Sweet Coconut Balls
Sweet Coconut Balls are soft, fragrant cookies made with shredded coconut, egg whites, and a hint of milk — the perfect way to use up leftover egg whites after baking other treats. These little coconut bites are slightly crisp on the outside and chewy on the inside, filled with rich coconut flavor in every bite.In Taiwan, they’re a nostalgic homemade dessert often served with tea. But their simple ingredients and universal appeal make them just as perfect for Western kitchens — especially if you love coconut.Whether you're looking to reduce kitchen waste or whip up a quick and comforting dessert, these coconut balls are easy to make and hard to resist.
Servings 12 balls
Prep Time 10 minutes mins
Cook Time 20 minutes mins
Resting Time 0 minutes mins
Total Time 30 minutes mins
Equipment
- Hand Mixer
- Toaster Oven
Ingredients
- 320 g shredded coconut
- 150 g egg white
- 15 g milk powder
- A dash of salt
- 130 g sugar
Instructions
- Add egg white in a mixing bowl and beat with a hand mixer until frothy.
- Add sugar in batch and continue whisk until stiff and shiny.

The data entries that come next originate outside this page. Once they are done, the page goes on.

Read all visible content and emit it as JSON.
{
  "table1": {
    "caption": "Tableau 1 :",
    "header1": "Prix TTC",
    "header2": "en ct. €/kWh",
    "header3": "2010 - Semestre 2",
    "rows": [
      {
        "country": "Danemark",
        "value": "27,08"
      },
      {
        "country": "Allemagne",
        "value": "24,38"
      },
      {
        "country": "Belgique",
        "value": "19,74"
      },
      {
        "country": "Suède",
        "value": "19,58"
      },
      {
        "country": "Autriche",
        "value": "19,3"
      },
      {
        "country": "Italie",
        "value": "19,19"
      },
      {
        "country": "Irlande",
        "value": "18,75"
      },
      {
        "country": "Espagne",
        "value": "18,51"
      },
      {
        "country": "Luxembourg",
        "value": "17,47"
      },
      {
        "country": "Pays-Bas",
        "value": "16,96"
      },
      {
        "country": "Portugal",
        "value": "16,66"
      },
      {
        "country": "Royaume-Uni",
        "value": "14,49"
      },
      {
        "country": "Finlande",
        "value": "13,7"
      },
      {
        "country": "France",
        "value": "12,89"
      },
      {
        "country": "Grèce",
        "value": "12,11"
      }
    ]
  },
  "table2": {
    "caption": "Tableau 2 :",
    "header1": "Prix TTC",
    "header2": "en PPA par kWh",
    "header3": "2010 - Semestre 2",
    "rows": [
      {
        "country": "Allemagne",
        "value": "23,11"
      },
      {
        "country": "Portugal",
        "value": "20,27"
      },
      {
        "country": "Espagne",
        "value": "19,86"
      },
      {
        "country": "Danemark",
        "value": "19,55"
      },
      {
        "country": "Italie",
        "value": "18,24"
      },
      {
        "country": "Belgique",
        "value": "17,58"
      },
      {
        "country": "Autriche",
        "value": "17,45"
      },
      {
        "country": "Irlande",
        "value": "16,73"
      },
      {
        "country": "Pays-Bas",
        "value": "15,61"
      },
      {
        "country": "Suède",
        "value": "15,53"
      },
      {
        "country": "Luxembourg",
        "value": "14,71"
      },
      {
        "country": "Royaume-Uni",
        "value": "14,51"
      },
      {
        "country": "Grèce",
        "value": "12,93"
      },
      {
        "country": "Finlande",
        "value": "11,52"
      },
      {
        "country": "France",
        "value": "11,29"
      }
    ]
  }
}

- Add salt, milk powder, and shredded coconut in the mixing bowl and use a spatula to whisk until mix well.
- Preheat the oven 340°F/170°C.
- Roll the mixture into a small ball and line on the prepared baking sheet.
- Bake the coconut balls in the preheated oven 340°F (170°C) for 15~20 min, remove from oven and place aside to cool.
- Service the Sweet Coconut Balls. Finish and enjoy
Course: Dessert
Cuisine: Taiwanese
Keyword: egg white dessert, traditional treat, easy coconut recipe
Serving & Storage Tips
Cool completely before storing. Keep in an airtight container for up to 3 days. Can be lightly toasted in a toaster oven to revive texture.